Pablo Beltrán: „Wir sind keine Anhänger einseitiger Zugeständnisse”.

Bereits kurz nach dem Anschlag in La Macarena forderten oppositionelle Politiker*innen ein sofortiges Ende der Friedensverhandlungen. Der ehemalige Präsident und Gegner des Friedensprozesses Álvaro Uribe Vélez beschuldigte die Regierung der Tatenlosigkeit: „Die ELN greift die Zivilbevölkerung Bogotás an, verletzt unzählige Menschen und es passiert gar nichts. Die Gespräche müssen sofort ausgesetzt werden, bis die ELN sämtliche militärischen Aktivitäten einstellt“, äußerte er in einer Fernsehansprache.

Die Forderung nach einem einseitigen Waffenstillstand ist zu diesem Zeitpunkt angesichts der schwachen Position der ELN absolut unrealistisch, und wird der Struktur der Guerilla auch nicht gerecht.

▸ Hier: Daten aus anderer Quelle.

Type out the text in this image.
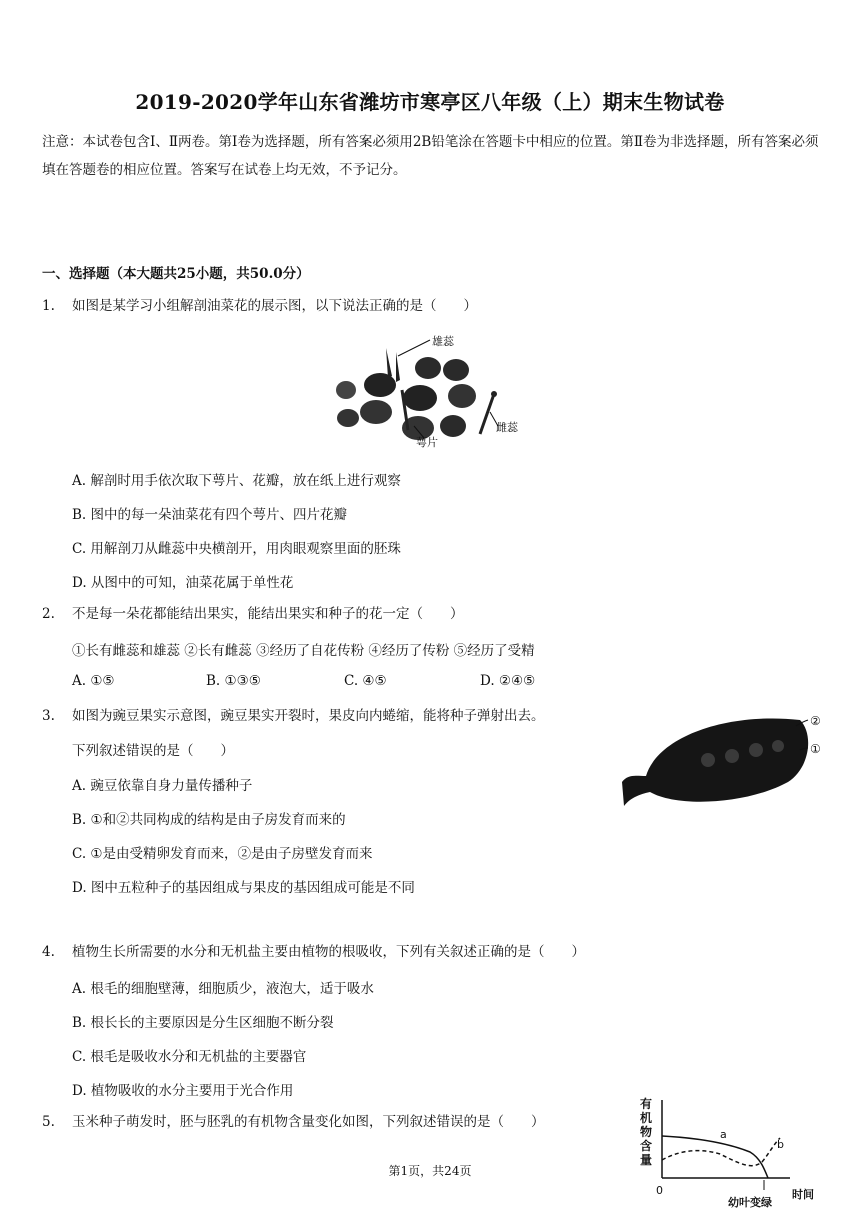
2019-2020学年山东省潍坊市寒亭区八年级（上）期末生物试卷
注意：本试卷包含Ⅰ、Ⅱ两卷。第Ⅰ卷为选择题，所有答案必须用2B铅笔涂在答题卡中相应的位置。第Ⅱ卷为非选择题，所有答案必须填在答题卷的相应位置。答案写在试卷上均无效，不予记分。
一、选择题（本大题共25小题，共50.0分）
1. 如图是某学习小组解剖油菜花的展示图，以下说法正确的是（　　）
雄蕊
雌蕊
萼片
A. 解剖时用手依次取下萼片、花瓣，放在纸上进行观察
B. 图中的每一朵油菜花有四个萼片、四片花瓣
C. 用解剖刀从雌蕊中央横剖开，用肉眼观察里面的胚珠
D. 从图中的可知，油菜花属于单性花
2. 不是每一朵花都能结出果实，能结出果实和种子的花一定（　　）
①长有雌蕊和雄蕊 ②长有雌蕊 ③经历了自花传粉 ④经历了传粉 ⑤经历了受精
A. ①⑤	B. ①③⑤	C. ④⑤	D. ②④⑤
3. 如图为豌豆果实示意图，豌豆果实开裂时，果皮向内蜷缩，能将种子弹射出去。
下列叙述错误的是（　　）
②
①
A. 豌豆依靠自身力量传播种子
B. ①和②共同构成的结构是由子房发育而来的
C. ①是由受精卵发育而来，②是由子房壁发育而来
D. 图中五粒种子的基因组成与果皮的基因组成可能是不同
4. 植物生长所需要的水分和无机盐主要由植物的根吸收，下列有关叙述正确的是（　　）
A. 根毛的细胞壁薄，细胞质少，液泡大，适于吸水
B. 根长长的主要原因是分生区细胞不断分裂
C. 根毛是吸收水分和无机盐的主要器官
D. 植物吸收的水分主要用于光合作用
5. 玉米种子萌发时，胚与胚乳的有机物含量变化如图，下列叙述错误的是（　　）
有
机
物
含
量
0
a
b
幼叶变绿
时间
第1页，共24页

Im Gegensatz zu den FARC ist die ELN eher horizontal organisiert: Während die Führungsspitze der FARC ihren Kämpfer*innen vom Verhandlungstisch in Kuba aus Befehle erteilen konnte, agieren die einzelnen Gruppen der ELN mitunter autonom. Die FARC konzentrierten sich in den letzten Jahrzehnten hauptsächlich auf militärische Aktionen in abgelegenen Gebieten Kolumbiens. Große Teile der ELN hingegen verstehen sich eher als sozio-politische Organisation. Seit ihrer Gründung 1964 rekrutierte die Guerilla ihre Unterstützer*innen hauptsächlich aus dem urbanen, intellektuellen Milieu und verfügt somit über eine viel breitere Basis innerhalb der Zivilgesellschaft als etwa die FARC. Ein Ende der Friedensverhandlungen mit der Guerilla würde dabei eher jenen ELN-Kämpfer*innen helfen, die intern gegen die Gespräche revoltieren. Analyst*innen wie der Journalist und Friedensaktivist Moritz Akermann verweisen daher auf die internen Grabenkämpfe der Guerilla: „Es gibt innerhalb der ELN verschiedene Gruppen, die gegen den Friedensprozess sind“, äußerte er gegenüber der Wochenzeitschrift Semana. „Attentate richten sich daher nicht direkt gegen die Bevölkerung, sondern können auch als Kritik an den ELN-Vertretern in Quito gedeutet werden“. Akermann betonte auch, dass die Regierung die ELN grundsätzlich falsch einschätze: „Die Regierung hat sich jahrzehntelang auf den Kampf gegen die FARC konzentriert. Teile der Streitkräfte haben sogar mit der ELN kooperiert, um eine Art Gegengewicht zu den FARC zu konstruieren.“

Ein beidseitiger Waffenstillstand käme der ELN insofern gelegen, als das dieser die militärischen Aktionen beider Parteien untersagen würde – nicht jedoch die Entführungen und Sabotageakte, die einen Großteil der Aktionen der ELN ausmachen. Der unter dem Alias „Pablo Beltrán“ bekannte Anführer der ELN-Verhandlungskommission machte Anfang Februar im Interview mit der Zeitung El Espectador deutlich: „Die Diskussion über den Frieden ist innerhalb der kolumbianischen Linken und auch innerhalb der ELN sehr facettenreich. Wir werden in Quito nichts vereinbaren, was nicht alle Teile unserer Organisation tragen können“, und ergänzte: „Wir sind keine Anhänger einseitiger Zugeständnisse. An diesem Verhandlungstisch gibt es zwei Parteien – also müssen beide Parteien auch bereit sein, Verantwortung zu übernehmen.“

Dass die Entscheidungswege innerhalb der ELN deutlich länger als innerhalb der FARC sind, wird auch an ihren offiziellen Mitteilungen deutlich. Erst eine Woche nach dem Anschlag in La Macarena bekannte sich die Führungsriege der Guerilla zu dem Attentat. Dieses habe sich gegen die Polizeieinheit ESMAD gerichtet. Die Einheit begehe ungestraft Menschenrechtsverletzungen und unternehme nichts, um Menschenrechtsverteidiger*innen und Aktivist*innen zu schützen, lautete die Begründung.
Allein seit Beginn des Jahres wurden mindestens 15 Aktivist*innen in verschiedenen Teilen des Landes ermordet, davon mehrere mit Verweis auf ihre (vermeintliche) Nähe zur ELN. Seit Beginn der Demobilisierung der FARC übernehmen zunehmend kriminelle und paramilitärische Organisationen die Kontrolle über die von den FARC geräumten Gebiete. Doch auch die ELN füllen in einigen Regionen das neu entstandene Machtvakuum und bauen damit ihre politische Position aus.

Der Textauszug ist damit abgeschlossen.